Here are just a few examples of how AmeriCorps members in Conservation Corps #ServeOutdoors.

California
William Olivares is an AmeriCorps member with Los Angeles Conservation Corps. He recently helped plant trees at a park near the Crenshaw neighborhood. This involved digging trenches and installing an irrigation system to ensure the trees receive enough water.

“You can help make communities and parks look better for people. The park we planted trees at didn’t even have grass! You can gain experience and it makes you feel really good about yourself to be able to give back to the community. One day I can look back and say, ‘I did that!’”

Georgia
AmeriCorps members from Southeast Conservation Corps recently served at Chickamauga and Chattanooga National Military Park to restore the original fence that bordered the Dyer Farm during the Civil War battle of Chickamauga. With guidance from the National Park Service, and with an old map as a guide, the crew constructed the 700-foot fence using modern tools, but traditional practices.

Hawaii
Hannah Azouz is a 24-year-old AmeriCorps member with Kupu, an organization based in Honolulu, HI. Hannah has completed watershed restoration projects on the southeast of O’ahu and helped restore native ecosystems.

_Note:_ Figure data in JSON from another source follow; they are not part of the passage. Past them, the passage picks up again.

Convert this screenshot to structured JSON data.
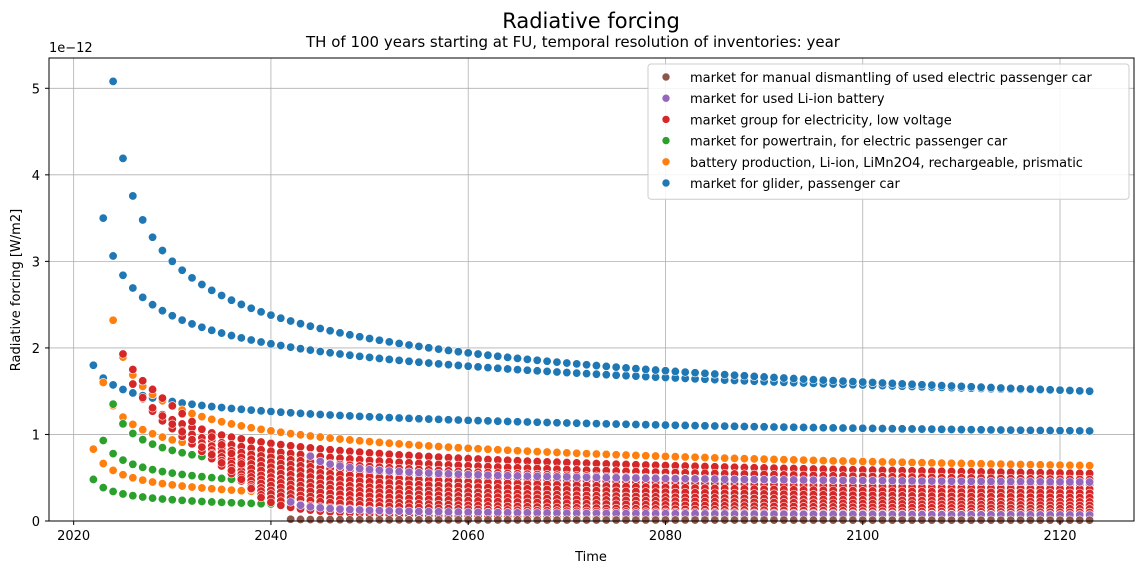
{
  "chart_data": {
    "type": "scatter",
    "title": "Radiative forcing",
    "subtitle": "TH of 100 years starting at FU, temporal resolution of inventories: year",
    "xlabel": "Time",
    "ylabel": "Radiative forcing [W/m2]",
    "y_scale_label": "1e−12",
    "xlim": [
      2017.5,
      2127.5
    ],
    "ylim": [
      0,
      5.35
    ],
    "xticks": [
      2020,
      2040,
      2060,
      2080,
      2100,
      2120
    ],
    "yticks": [
      0,
      1,
      2,
      3,
      4,
      5
    ],
    "grid": true,
    "legend_position": "top-right",
    "series": [
      {
        "name": "market for manual dismantling of used electric passenger car",
        "color": "#8c564b",
        "curves": [
          {
            "start": 2042,
            "end": 2123,
            "value_at_start": 0.02,
            "value_at_end": 0.01
          }
        ]
      },
      {
        "name": "market for used Li-ion battery",
        "color": "#9467bd",
        "curves": [
          {
            "start": 2042,
            "end": 2123,
            "value_at_start": 0.22,
            "value_at_end": 0.07
          },
          {
            "start": 2044,
            "end": 2123,
            "value_at_start": 0.75,
            "value_at_end": 0.45
          }
        ]
      },
      {
        "name": "market group for electricity, low voltage",
        "color": "#d62728",
        "curves": [
          {
            "start": 2025,
            "end": 2123,
            "value_at_start": 1.93,
            "value_at_end": 0.55
          },
          {
            "start": 2026,
            "end": 2123,
            "value_at_start": 1.75,
            "value_at_end": 0.48
          },
          {
            "start": 2027,
            "end": 2123,
            "value_at_start": 1.62,
            "value_at_end": 0.42
          },
          {
            "start": 2028,
            "end": 2123,
            "value_at_start": 1.52,
            "value_at_end": 0.37
          },
          {
            "start": 2029,
            "end": 2123,
            "value_at_start": 1.42,
            "value_at_end": 0.32
          },
          {
            "start": 2030,
            "end": 2123,
            "value_at_start": 1.33,
            "value_at_end": 0.27
          },
          {
            "start": 2031,
            "end": 2123,
            "value_at_start": 1.24,
            "value_at_end": 0.22
          },
          {
            "start": 2032,
            "end": 2123,
            "value_at_start": 1.15,
            "value_at_end": 0.18
          },
          {
            "start": 2033,
            "end": 2123,
            "value_at_start": 1.06,
            "value_at_end": 0.14
          },
          {
            "start": 2034,
            "end": 2123,
            "value_at_start": 0.97,
            "value_at_end": 0.1
          },
          {
            "start": 2035,
            "end": 2123,
            "value_at_start": 0.88,
            "value_at_end": 0.07
          },
          {
            "start": 2036,
            "end": 2123,
            "value_at_start": 0.78,
            "value_at_end": 0.04
          },
          {
            "start": 2037,
            "end": 2123,
            "value_at_start": 0.66,
            "value_at_end": 0.02
          }
        ]
      },
      {
        "name": "market for powertrain, for electric passenger car",
        "color": "#2ca02c",
        "curves": [
          {
            "start": 2022,
            "end": 2123,
            "value_at_start": 0.48,
            "value_at_end": 0.12
          },
          {
            "start": 2023,
            "end": 2123,
            "value_at_start": 0.93,
            "value_at_end": 0.3
          },
          {
            "start": 2024,
            "end": 2123,
            "value_at_start": 1.35,
            "value_at_end": 0.42
          }
        ]
      },
      {
        "name": "battery production, Li-ion, LiMn2O4, rechargeable, prismatic",
        "color": "#ff7f0e",
        "curves": [
          {
            "start": 2022,
            "end": 2123,
            "value_at_start": 0.83,
            "value_at_end": 0.2
          },
          {
            "start": 2023,
            "end": 2123,
            "value_at_start": 1.6,
            "value_at_end": 0.5
          },
          {
            "start": 2024,
            "end": 2123,
            "value_at_start": 2.32,
            "value_at_end": 0.64
          }
        ]
      },
      {
        "name": "market for glider, passenger car",
        "color": "#1f77b4",
        "curves": [
          {
            "start": 2022,
            "end": 2123,
            "value_at_start": 1.8,
            "value_at_end": 1.04
          },
          {
            "start": 2023,
            "end": 2123,
            "value_at_start": 3.5,
            "value_at_end": 1.5
          },
          {
            "start": 2024,
            "end": 2123,
            "value_at_start": 5.08,
            "value_at_end": 1.5
          }
        ]
      }
    ]
  }
}
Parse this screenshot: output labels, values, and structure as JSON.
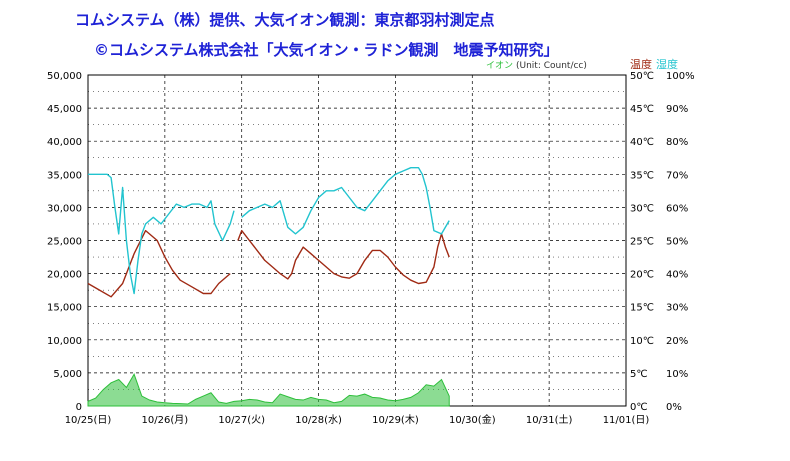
{
  "header": {
    "title": "コムシステム（株）提供、大気イオン観測：東京都羽村測定点",
    "subtitle": "©コムシステム株式会社「大気イオン・ラドン観測　地震予知研究」",
    "title_color": "#1e22d6"
  },
  "legend": {
    "ion": "イオン",
    "unit": "(Unit: Count/cc)",
    "temperature": "温度",
    "humidity": "湿度",
    "ion_color": "#2dbf3a",
    "temperature_color": "#a02a14",
    "humidity_color": "#22c4cf"
  },
  "chart_data": {
    "type": "line",
    "x_categories": [
      "10/25(日)",
      "10/26(月)",
      "10/27(火)",
      "10/28(水)",
      "10/29(木)",
      "10/30(金)",
      "10/31(土)",
      "11/01(日)"
    ],
    "y_left": {
      "min": 0,
      "max": 50000,
      "ticks": [
        "0",
        "5,000",
        "10,000",
        "15,000",
        "20,000",
        "25,000",
        "30,000",
        "35,000",
        "40,000",
        "45,000",
        "50,000"
      ]
    },
    "y_right_temperature": {
      "min": 0,
      "max": 50,
      "unit": "℃",
      "ticks": [
        "0℃",
        "5℃",
        "10℃",
        "15℃",
        "20℃",
        "25℃",
        "30℃",
        "35℃",
        "40℃",
        "45℃",
        "50℃"
      ]
    },
    "y_right_humidity": {
      "min": 0,
      "max": 100,
      "unit": "%",
      "ticks": [
        "0%",
        "10%",
        "20%",
        "30%",
        "40%",
        "50%",
        "60%",
        "70%",
        "80%",
        "90%",
        "100%"
      ]
    },
    "grid": true,
    "series": [
      {
        "name": "温度",
        "axis": "temperature",
        "x": [
          0,
          0.15,
          0.3,
          0.45,
          0.6,
          0.75,
          0.9,
          1.0,
          1.05,
          1.1,
          1.2,
          1.35,
          1.5,
          1.6,
          1.7,
          1.85,
          1.9,
          null,
          1.95,
          2.0,
          2.1,
          2.2,
          2.3,
          2.4,
          2.5,
          2.6,
          2.65,
          2.7,
          2.8,
          2.9,
          3.0,
          3.1,
          3.2,
          3.3,
          3.4,
          3.5,
          3.6,
          3.7,
          3.8,
          3.9,
          4.0,
          4.1,
          4.2,
          4.3,
          4.4,
          4.5,
          4.55,
          4.6,
          4.65,
          4.7
        ],
        "y": [
          18.5,
          17.5,
          16.5,
          18.5,
          23,
          26.5,
          25,
          22.5,
          21.5,
          20.5,
          19,
          18,
          17,
          17,
          18.5,
          20,
          null,
          22,
          25,
          26.5,
          25,
          23.5,
          22,
          21,
          20,
          19.2,
          20,
          22,
          24,
          23,
          22,
          21,
          20,
          19.5,
          19.3,
          20,
          22,
          23.5,
          23.5,
          22.5,
          21,
          19.8,
          19,
          18.5,
          18.7,
          21,
          24,
          26,
          24,
          22.5
        ]
      },
      {
        "name": "湿度",
        "axis": "humidity",
        "x": [
          0,
          0.15,
          0.25,
          0.3,
          0.35,
          0.4,
          0.45,
          0.5,
          0.55,
          0.6,
          0.65,
          0.7,
          0.75,
          0.85,
          0.95,
          1.05,
          1.15,
          1.25,
          1.35,
          1.45,
          1.55,
          1.6,
          1.65,
          1.75,
          1.85,
          1.9,
          null,
          2.0,
          2.1,
          2.2,
          2.3,
          2.4,
          2.5,
          2.6,
          2.7,
          2.8,
          2.9,
          3.0,
          3.1,
          3.2,
          3.3,
          3.4,
          3.5,
          3.6,
          3.7,
          3.8,
          3.9,
          4.0,
          4.1,
          4.2,
          4.3,
          4.35,
          4.4,
          4.45,
          4.5,
          4.6,
          4.7
        ],
        "y": [
          70,
          70,
          70,
          69,
          60,
          52,
          66,
          50,
          40,
          34,
          44,
          52,
          55,
          57,
          55,
          58,
          61,
          60,
          61,
          61,
          60,
          62,
          55,
          50,
          55,
          59,
          null,
          57,
          59,
          60,
          61,
          60,
          62,
          54,
          52,
          54,
          59,
          63,
          65,
          65,
          66,
          63,
          60,
          59,
          62,
          65,
          68,
          70,
          71,
          72,
          72,
          70,
          66,
          60,
          53,
          52,
          56
        ]
      },
      {
        "name": "イオン",
        "axis": "ion",
        "x": [
          0,
          0.1,
          0.2,
          0.3,
          0.4,
          0.5,
          0.6,
          0.7,
          0.8,
          0.9,
          1.0,
          1.1,
          1.2,
          1.3,
          1.4,
          1.5,
          1.6,
          1.7,
          1.8,
          1.9,
          2.0,
          2.1,
          2.2,
          2.3,
          2.4,
          2.5,
          2.6,
          2.7,
          2.8,
          2.9,
          3.0,
          3.1,
          3.2,
          3.3,
          3.4,
          3.5,
          3.6,
          3.7,
          3.8,
          3.9,
          4.0,
          4.1,
          4.2,
          4.3,
          4.4,
          4.5,
          4.6,
          4.7
        ],
        "y": [
          700,
          1200,
          2500,
          3500,
          4000,
          2800,
          4800,
          1500,
          900,
          600,
          500,
          400,
          350,
          300,
          1000,
          1500,
          2000,
          600,
          400,
          700,
          800,
          1000,
          900,
          600,
          500,
          1800,
          1400,
          1000,
          900,
          1300,
          1000,
          900,
          500,
          700,
          1600,
          1500,
          1800,
          1300,
          1200,
          900,
          800,
          1000,
          1300,
          2000,
          3200,
          3000,
          4000,
          1500
        ]
      }
    ]
  }
}
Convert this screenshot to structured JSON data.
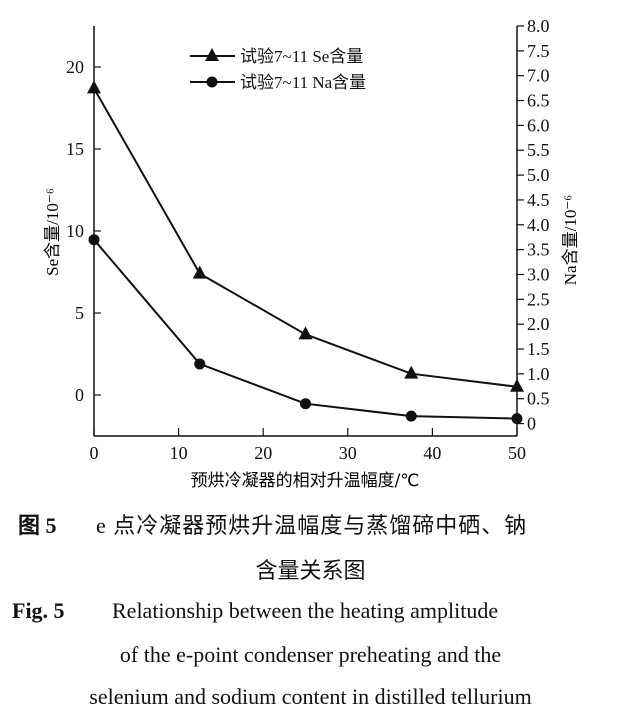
{
  "chart_data": {
    "type": "line",
    "x": [
      0,
      12.5,
      25,
      37.5,
      50
    ],
    "xlabel": "预烘冷凝器的相对升温幅度/℃",
    "xticks": [
      0,
      10,
      20,
      30,
      40,
      50
    ],
    "xlim": [
      0,
      50
    ],
    "ylabel_left": "Se含量/10⁻⁶",
    "ylabel_right": "Na含量/10⁻⁶",
    "ylim_left": [
      -2.5,
      22.5
    ],
    "ylim_right": [
      -0.25,
      8.0
    ],
    "yticks_left": [
      0,
      5,
      10,
      15,
      20
    ],
    "yticks_right": [
      "0",
      "0.5",
      "1.0",
      "1.5",
      "2.0",
      "2.5",
      "3.0",
      "3.5",
      "4.0",
      "4.5",
      "5.0",
      "5.5",
      "6.0",
      "6.5",
      "7.0",
      "7.5",
      "8.0"
    ],
    "grid": false,
    "legend_position": "top-center",
    "series": [
      {
        "name": "试验7~11 Se含量",
        "axis": "left",
        "marker": "triangle",
        "values": [
          18.7,
          7.4,
          3.7,
          1.3,
          0.5
        ]
      },
      {
        "name": "试验7~11 Na含量",
        "axis": "right",
        "marker": "circle",
        "values": [
          3.7,
          1.2,
          0.4,
          0.15,
          0.1
        ]
      }
    ]
  },
  "caption": {
    "cn_label": "图 5",
    "cn_line1": "e 点冷凝器预烘升温幅度与蒸馏碲中硒、钠",
    "cn_line2": "含量关系图",
    "en_label": "Fig. 5",
    "en_line1": "Relationship between the heating amplitude",
    "en_line2": "of the e-point condenser preheating and the",
    "en_line3": "selenium and sodium content in distilled tellurium"
  }
}
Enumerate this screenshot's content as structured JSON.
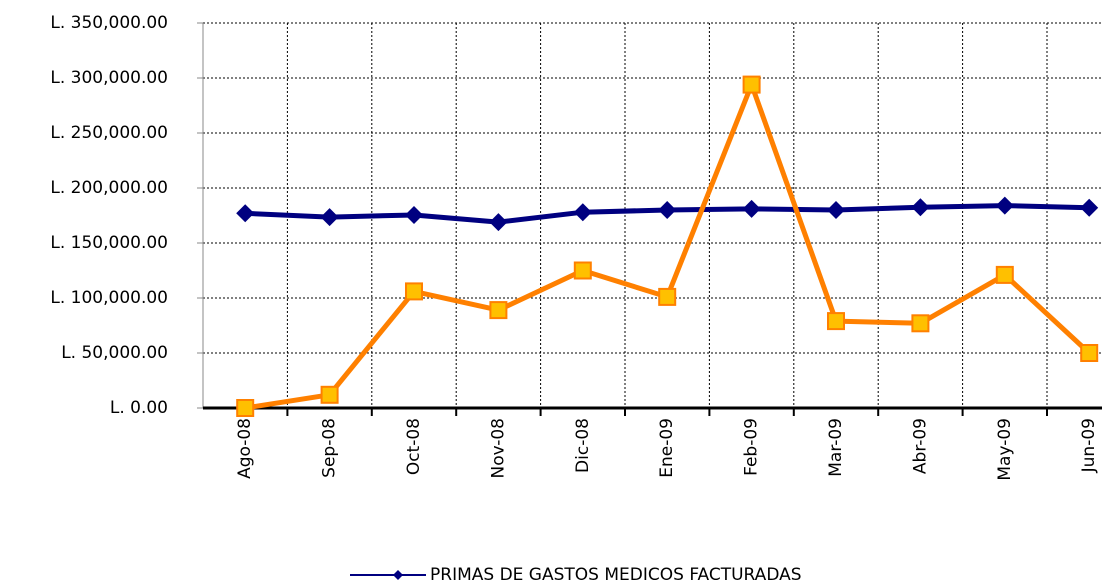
{
  "chart_data": {
    "type": "line",
    "categories": [
      "Ago-08",
      "Sep-08",
      "Oct-08",
      "Nov-08",
      "Dic-08",
      "Ene-09",
      "Feb-09",
      "Mar-09",
      "Abr-09",
      "May-09",
      "Jun-09"
    ],
    "series": [
      {
        "name": "PRIMAS DE GASTOS MEDICOS FACTURADAS",
        "color": "#000080",
        "marker": "diamond",
        "values": [
          177000,
          173500,
          175500,
          169000,
          178000,
          180000,
          181000,
          180000,
          182500,
          184000,
          182000
        ]
      },
      {
        "color": "#ff8000",
        "marker": "square",
        "values": [
          0,
          12000,
          106000,
          89000,
          125000,
          101000,
          294000,
          79000,
          77000,
          121000,
          50000
        ]
      }
    ],
    "ylim": [
      0,
      350000
    ],
    "yticks": [
      {
        "value": 0,
        "label": "L. 0.00"
      },
      {
        "value": 50000,
        "label": "L. 50,000.00"
      },
      {
        "value": 100000,
        "label": "L. 100,000.00"
      },
      {
        "value": 150000,
        "label": "L. 150,000.00"
      },
      {
        "value": 200000,
        "label": "L. 200,000.00"
      },
      {
        "value": 250000,
        "label": "L. 250,000.00"
      },
      {
        "value": 300000,
        "label": "L. 300,000.00"
      },
      {
        "value": 350000,
        "label": "L. 350,000.00"
      }
    ],
    "grid": true
  }
}
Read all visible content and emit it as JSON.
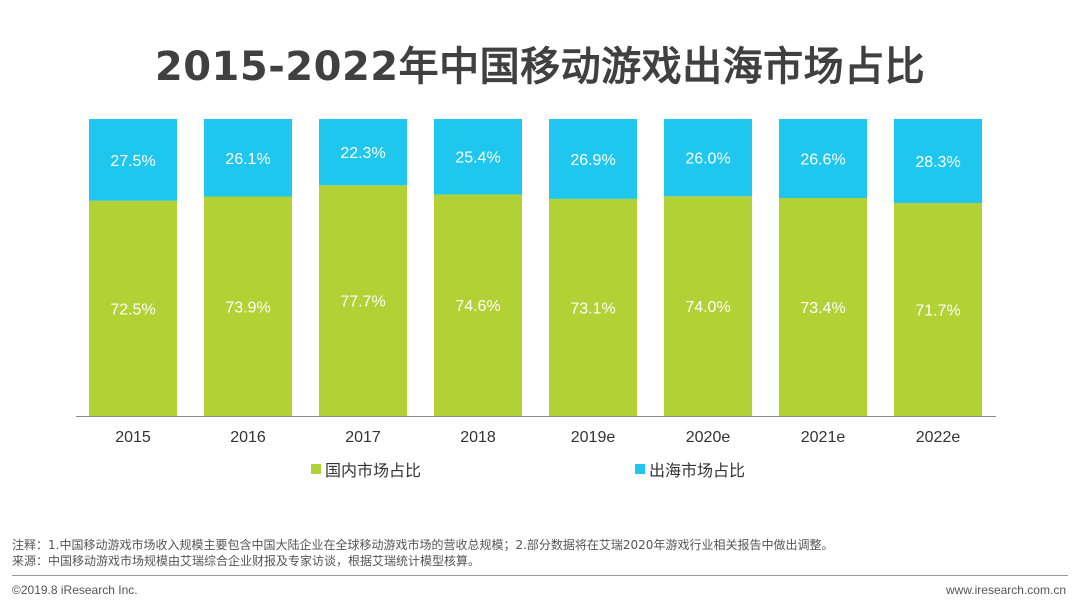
{
  "title": "2015-2022年中国移动游戏出海市场占比",
  "chart_data": {
    "type": "bar",
    "stacked": true,
    "percent": true,
    "categories": [
      "2015",
      "2016",
      "2017",
      "2018",
      "2019e",
      "2020e",
      "2021e",
      "2022e"
    ],
    "series": [
      {
        "name": "国内市场占比",
        "color": "#b1d135",
        "values": [
          72.5,
          73.9,
          77.7,
          74.6,
          73.1,
          74.0,
          73.4,
          71.7
        ],
        "labels": [
          "72.5%",
          "73.9%",
          "77.7%",
          "74.6%",
          "73.1%",
          "74.0%",
          "73.4%",
          "71.7%"
        ]
      },
      {
        "name": "出海市场占比",
        "color": "#1fc7ef",
        "values": [
          27.5,
          26.1,
          22.3,
          25.4,
          26.9,
          26.0,
          26.6,
          28.3
        ],
        "labels": [
          "27.5%",
          "26.1%",
          "22.3%",
          "25.4%",
          "26.9%",
          "26.0%",
          "26.6%",
          "28.3%"
        ]
      }
    ],
    "ylim": [
      0,
      100
    ],
    "legend": "bottom"
  },
  "notes": {
    "line1": "注释：1.中国移动游戏市场收入规模主要包含中国大陆企业在全球移动游戏市场的营收总规模；2.部分数据将在艾瑞2020年游戏行业相关报告中做出调整。",
    "line2": "来源：中国移动游戏市场规模由艾瑞综合企业财报及专家访谈，根据艾瑞统计模型核算。"
  },
  "footer": {
    "copyright": "©2019.8 iResearch Inc.",
    "website": "www.iresearch.com.cn"
  }
}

“There's nothing better than calling a mountain, estuary, beach, or island your office. Take care of the land that takes care of us.”

Minnesota
A crew of AmeriCorps members from Conservation Corps Minnesota & Iowa served on a maintenance project at a unique place to recreate outdoors: a water park surrounded by trees! They put their plant identification skills to work as they weeded and mulched around the structures.

New Mexico
Last fall, AmeriCorps members with Rocky Mountain Youth Corps-New Mexico cleared trails at Bandelier National Monument. Some parts of the park are designated wilderness areas, meaning the crew could only use non-motorized tools, like crosscut saws, to remove hazardous trees and trail obstructions. These efforts helped expand hiking options and opened sections of park that were affected by the Las Conchas fire in 2011.

Vermont
Ezra Pasackow is a 24-year-old AmeriCorps member with Vermont Youth Conservation Corps. He has been serving on a one-acre plot on a Vermont Land Trust property in Newport, VT. His crew is growing vegetables that will be distributed to families in need.

“Farming has always been a passion of mine and being able to serve my community at the same time has been a wonderful experience. This AmeriCorps position at Vermont Youth Conservation Corps allows me to serve among an amazing group of like-minded people while also participating in a cutting-edge program, the Health Care Share initiative, which provides organic vegetables to Vermonters with diet-related illnesses.”

Virginia
Geoscientists-in-the-Parks (GIP) is a National Park Service program that partners with Conservation Legacy to place college students and recent graduates as interns at parks. Jennifer Cramer is an AmeriCorps member and GIP participant at Colonial National Historical Park in Virginia. Jennifer is particularly proud of the work she’s done to collect data to monitor groundwater responses to extreme weather. Jennifer is also involved in assessing the vulnerability of the 56 archaeological sites across Jamestown Island.